Les Terres des Sept Couleurs de Chamarel, dunes ondulées de sol volcanique rouge, brun, violet, vert et jaune sous la lumière du soleil
← Maurice

Chamarel

"Je suis allé dans des endroits vendus comme merveilles naturelles et je suis reparti déçu. La terre colorée de Chamarel n'en fait pas partie."

La première fois que j’ai vu les Terres des Sept Couleurs, je me tenais à une rambarde avec une trentaine d’autres personnes, tous regardant la même chose, et j’ai ressenti la légère gêne qui vient d’être un touriste dans une attraction célèbre. Puis j’ai vraiment regardé ce qui était devant moi, et la gêne s’est évaporée. Les dunes ondulées de sol volcanique — rouge, brun, violet, vert, jaune, bleu, pourpre, tout sur le même versant, sans limite nette entre eux — sont genuinement étranges, de la façon dont les phénomènes géologiques le sont parfois quand ils vous rappellent que la planète fonctionne selon des règles qui précèdent et dépassent la compréhension humaine. Les couleurs sont créées par différentes compositions minérales dans la roche volcanique, oxydées à des vitesses différentes, et les dunes se reforment après la pluie avec la même précision déconcertante à chaque fois.

Je suis resté au belvédère une demi-heure après que la plupart du groupe de touristes fut reparti. En fin d’après-midi, la lumière frappe la terre colorée depuis l’ouest et approfondit tout — les pourpres se rapprochent du violet, les rouges deviennent presque orange, et les verts semblent radioactifs d’une façon qui donne à toute la scène un aspect légèrement irréel. J’ai continué d’attendre que ça ait l’air ordinaire. Ça n’a pas eu lieu.

Les dunes ondulées des Terres des Sept Couleurs de Chamarel sous la lumière de fin d'après-midi, les couleurs intensifiées par le soleil bas

La Rhumerie de Chamarel se trouve quelques minutes plus haut sur la route depuis la terre colorée, sur une propriété qui occupe une crête avec vue au sud vers la côte. Le rhum produit ici est fait à partir de jus de canne à sucre frais plutôt que de mélasse — la méthode du rhum agricole — ce qui lui donne une douceur herbacée et brute qui ne ressemble en rien aux rhums commerciaux que j’associe aux bars de plage des Caraïbes. La salle de dégustation vous fait parcourir une gamme : le blanc agricole qui a le goût de la canne dans un verre, les versions vieillies qui captent la vanille et la fumée du chêne, les aromatisés (café, coco) que j’ai largement ignorés pour revenir au blanc vieilli. Je suis parti avec deux bouteilles et le problème de les faire entrer dans mon sac.

Le village de Chamarel lui-même est petit, haut et calme — une église, quelques maisons, l’école, une route qui serpente vers les gorges en contrebas. La chute d’eau de Chamarel, visible depuis une plateforme près de la terre colorée, tombe dans les Gorges de la Rivière Noire en dessous avec suffisamment de volume en saison des pluies pour créer une brume permanente qui flotte dans la vallée.
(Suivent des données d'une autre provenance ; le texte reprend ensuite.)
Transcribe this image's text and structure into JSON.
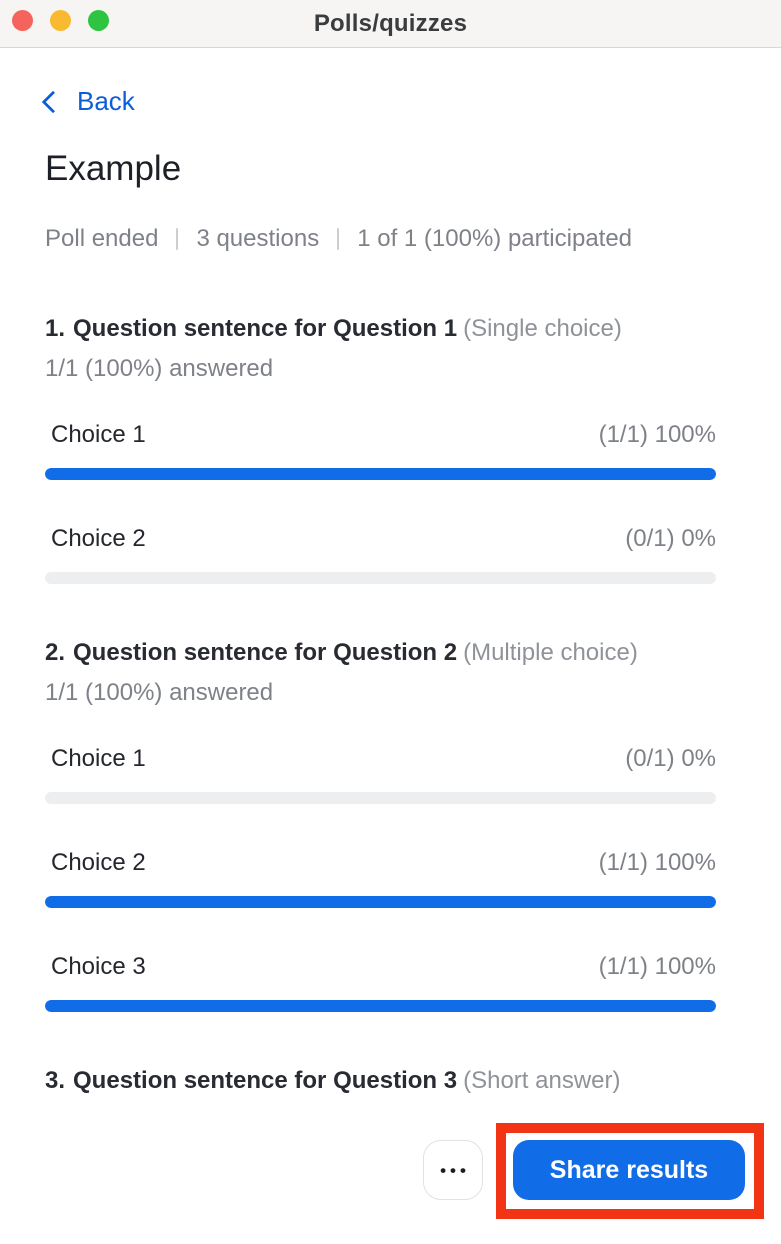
{
  "window": {
    "title": "Polls/quizzes"
  },
  "titlebar_icons": [
    "close-traffic-light",
    "minimize-traffic-light",
    "zoom-traffic-light"
  ],
  "nav": {
    "back_label": "Back"
  },
  "poll": {
    "title": "Example",
    "meta": {
      "status": "Poll ended",
      "question_count": "3 questions",
      "participation": "1 of 1 (100%) participated"
    },
    "questions": [
      {
        "number": "1.",
        "text": "Question sentence for Question 1",
        "type": "(Single choice)",
        "answered": "1/1 (100%) answered",
        "choices": [
          {
            "label": "Choice 1",
            "stat": "(1/1) 100%",
            "percent": 100
          },
          {
            "label": "Choice 2",
            "stat": "(0/1) 0%",
            "percent": 0
          }
        ]
      },
      {
        "number": "2.",
        "text": "Question sentence for Question 2",
        "type": "(Multiple choice)",
        "answered": "1/1 (100%) answered",
        "choices": [
          {
            "label": "Choice 1",
            "stat": "(0/1) 0%",
            "percent": 0
          },
          {
            "label": "Choice 2",
            "stat": "(1/1) 100%",
            "percent": 100
          },
          {
            "label": "Choice 3",
            "stat": "(1/1) 100%",
            "percent": 100
          }
        ]
      },
      {
        "number": "3.",
        "text": "Question sentence for Question 3",
        "type": "(Short answer)"
      }
    ]
  },
  "footer": {
    "more_icon": "•••",
    "share_label": "Share results"
  },
  "colors": {
    "accent_blue": "#116ce8",
    "link_blue": "#0b5ed7",
    "bar_empty": "#eceef0",
    "annotation_red": "#f23314",
    "titlebar_bg": "#f6f5f3"
  }
}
J’ai descendu le chemin jusqu’à la base un jour où les chutes coulaient à plein régime après une nuit de pluie, et je me suis tenu dans les embruns jusqu’à ce que ma chemise soit trempée, regardant vers le haut la colonne d’eau blanche contre les parois de basalte sombre.
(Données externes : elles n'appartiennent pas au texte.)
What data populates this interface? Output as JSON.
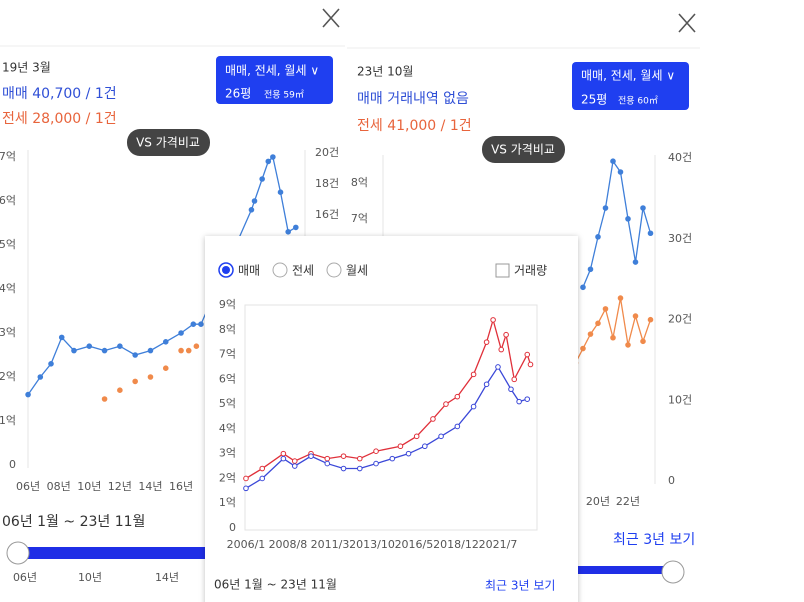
{
  "left_panel": {
    "date": "19년 3월",
    "sale": "매매 40,700 / 1건",
    "jeonse": "전세 28,000 / 1건",
    "filter": "매매, 전세, 월세 ∨",
    "size": "26평",
    "area": "전용 59㎡",
    "compare": "VS 가격비교",
    "range": "06년 1월 ~ 23년 11월",
    "slider_labels": [
      "06년",
      "10년",
      "14년"
    ],
    "chart": {
      "type": "line",
      "xlim": [
        2004.95,
        2024.1
      ],
      "ylim": [
        0,
        7
      ],
      "yticks": [
        0,
        {
          "value": 1,
          "label": "1억"
        },
        {
          "value": 2,
          "label": "2억"
        },
        {
          "value": 3,
          "label": "3억"
        },
        {
          "value": 4,
          "label": "4억"
        },
        {
          "value": 5,
          "label": "5억"
        },
        {
          "value": 6,
          "label": "6억"
        },
        {
          "value": 7,
          "label": "7억"
        }
      ],
      "xticks": [
        {
          "value": 2006,
          "label": "06년"
        },
        {
          "value": 2008,
          "label": "08년"
        },
        {
          "value": 2010,
          "label": "10년"
        },
        {
          "value": 2012,
          "label": "12년"
        },
        {
          "value": 2014,
          "label": "14년"
        },
        {
          "value": 2016,
          "label": "16년"
        }
      ],
      "y2lim": [
        0,
        20
      ],
      "y2ticks": [
        {
          "value": 16,
          "label": "16건"
        },
        {
          "value": 18,
          "label": "18건"
        },
        {
          "value": 20,
          "label": "20건"
        }
      ],
      "series": [
        {
          "color": "#3f7fd9",
          "mode": "lines+markers",
          "x": [
            2006,
            2006.8,
            2007.5,
            2008.2,
            2009,
            2010,
            2011,
            2012,
            2013,
            2014,
            2015,
            2016,
            2016.8,
            2017.3,
            2020.6,
            2020.8,
            2021.3,
            2021.7,
            2022,
            2022.5,
            2023,
            2023.5
          ],
          "values": [
            1.6,
            2.0,
            2.3,
            2.9,
            2.6,
            2.7,
            2.6,
            2.7,
            2.5,
            2.6,
            2.8,
            3.0,
            3.2,
            3.2,
            5.8,
            6.0,
            6.5,
            6.9,
            7.0,
            6.2,
            5.3,
            5.4
          ]
        },
        {
          "color": "#f08a4b",
          "mode": "markers",
          "x": [
            2011,
            2012,
            2013,
            2014,
            2015,
            2016,
            2016.5,
            2017
          ],
          "values": [
            1.5,
            1.7,
            1.9,
            2.0,
            2.2,
            2.6,
            2.6,
            2.7
          ]
        }
      ]
    }
  },
  "right_panel": {
    "date": "23년 10월",
    "sale": "매매 거래내역 없음",
    "jeonse": "전세 41,000 / 1건",
    "filter": "매매, 전세, 월세 ∨",
    "size": "25평",
    "area": "전용 60㎡",
    "compare": "VS 가격비교",
    "recent": "최근 3년 보기",
    "chart": {
      "type": "line",
      "xlim": [
        2005.47,
        2023.8
      ],
      "ylim": [
        0,
        8.8
      ],
      "yticks": [
        {
          "value": 7,
          "label": "7억"
        },
        {
          "value": 8,
          "label": "8억"
        }
      ],
      "xticks": [
        {
          "value": 2020,
          "label": "20년"
        },
        {
          "value": 2022,
          "label": "22년"
        }
      ],
      "y2lim": [
        0,
        40
      ],
      "y2ticks": [
        0,
        {
          "value": 10,
          "label": "10건"
        },
        {
          "value": 20,
          "label": "20건"
        },
        {
          "value": 30,
          "label": "30건"
        },
        {
          "value": 40,
          "label": "40건"
        }
      ],
      "series": [
        {
          "color": "#3f7fd9",
          "mode": "lines+markers",
          "x": [
            2019,
            2019.5,
            2020,
            2020.5,
            2021,
            2021.5,
            2022,
            2022.5,
            2023,
            2023.5
          ],
          "values": [
            5.1,
            5.6,
            6.5,
            7.3,
            8.6,
            8.3,
            7.0,
            5.8,
            7.3,
            6.6
          ]
        },
        {
          "color": "#f08a4b",
          "mode": "lines+markers",
          "x": [
            2018.5,
            2019,
            2019.5,
            2020,
            2020.5,
            2021,
            2021.5,
            2022,
            2022.5,
            2023,
            2023.5
          ],
          "values": [
            3.0,
            3.4,
            3.8,
            4.1,
            4.5,
            3.7,
            4.8,
            3.5,
            4.3,
            3.6,
            4.2
          ]
        }
      ]
    }
  },
  "popup": {
    "options": [
      "매매",
      "전세",
      "월세"
    ],
    "volume": "거래량",
    "range": "06년 1월 ~ 23년 11월",
    "recent": "최근 3년 보기",
    "chart": {
      "type": "line",
      "xlim": [
        2005.94,
        2023.9
      ],
      "ylim": [
        0,
        9
      ],
      "yticks": [
        0,
        {
          "value": 1,
          "label": "1억"
        },
        {
          "value": 2,
          "label": "2억"
        },
        {
          "value": 3,
          "label": "3억"
        },
        {
          "value": 4,
          "label": "4억"
        },
        {
          "value": 5,
          "label": "5억"
        },
        {
          "value": 6,
          "label": "6억"
        },
        {
          "value": 7,
          "label": "7억"
        },
        {
          "value": 8,
          "label": "8억"
        },
        {
          "value": 9,
          "label": "9억"
        }
      ],
      "xticks": [
        {
          "value": 2006,
          "label": "2006/1"
        },
        {
          "value": 2008.58,
          "label": "2008/8"
        },
        {
          "value": 2011.17,
          "label": "2011/3"
        },
        {
          "value": 2013.75,
          "label": "2013/10"
        },
        {
          "value": 2016.33,
          "label": "2016/5"
        },
        {
          "value": 2018.92,
          "label": "2018/12"
        },
        {
          "value": 2021.5,
          "label": "2021/7"
        }
      ],
      "series": [
        {
          "color": "#e0303a",
          "mode": "lines+markers",
          "x": [
            2006,
            2007,
            2008.3,
            2009,
            2010,
            2011,
            2012,
            2013,
            2014,
            2015.5,
            2016.5,
            2017.5,
            2018.3,
            2019,
            2020,
            2020.8,
            2021.2,
            2021.7,
            2022,
            2022.5,
            2023.3,
            2023.5
          ],
          "values": [
            2.0,
            2.4,
            3.0,
            2.7,
            3.0,
            2.8,
            2.9,
            2.8,
            3.1,
            3.3,
            3.7,
            4.4,
            5.0,
            5.3,
            6.2,
            7.5,
            8.4,
            7.2,
            7.8,
            6.0,
            7.0,
            6.6
          ]
        },
        {
          "color": "#3b48d8",
          "mode": "lines+markers",
          "x": [
            2006,
            2007,
            2008.3,
            2009,
            2010,
            2011,
            2012,
            2013,
            2014,
            2015,
            2016,
            2017,
            2018,
            2019,
            2020,
            2020.8,
            2021.5,
            2022.3,
            2022.8,
            2023.3
          ],
          "values": [
            1.6,
            2.0,
            2.8,
            2.5,
            2.9,
            2.6,
            2.4,
            2.4,
            2.6,
            2.8,
            3.0,
            3.3,
            3.7,
            4.1,
            4.9,
            5.8,
            6.5,
            5.6,
            5.1,
            5.2
          ]
        }
      ]
    }
  }
}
La chute d'eau de Chamarel plongeant dans les Gorges de la Rivière Noire, eau blanche contre roche volcanique sombre, brume montant du bassin en dessous

La route qui monte à Chamarel depuis la côte passe par des champs de canne à sucre puis abruptement dans l’air plus frais et plus vert des hautes terres, et il y a un petit restaurant à côté du belvédère de la chute d’eau qui fait un déjeuner créole — riz, curry, rougaille, achards — qui est meilleur qu’il n’a de raison de l’être étant donné qu’il nourrit principalement les touristes qui s’arrêtent après la terre colorée. J’y ai mangé lors de ma deuxième visite, sur une terrasse avec vue sur les gorges, et la nourriture est arrivée avec le type de générosité désinvolte que la cuisine mauricienne a comme registre de base.
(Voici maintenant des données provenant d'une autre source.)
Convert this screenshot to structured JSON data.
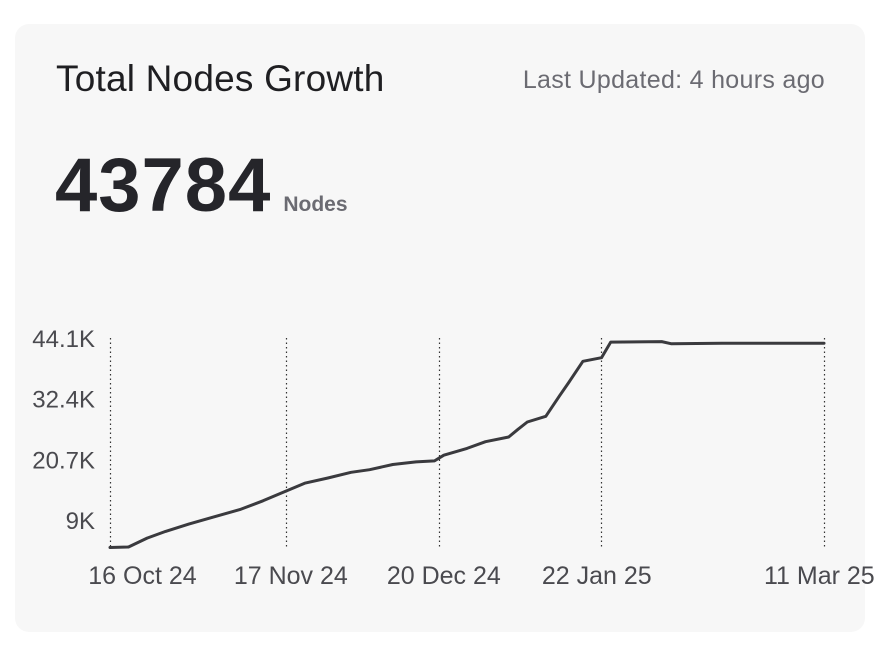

Quand y aller : Chamarel vaut le déplacement toute l’année, mais la terre colorée est plus belle en plein soleil — évitez les matins couverts. La chute d’eau est la plus impressionnante de janvier à avril quand les pluies la maintiennent pleine, bien que la route jusqu’à Chamarel puisse être glissante après de fortes pluies. Un après-midi clair en saison sèche est le moment idéal pour combiner la terre, les chutes et la distillerie de rhum en une seule visite.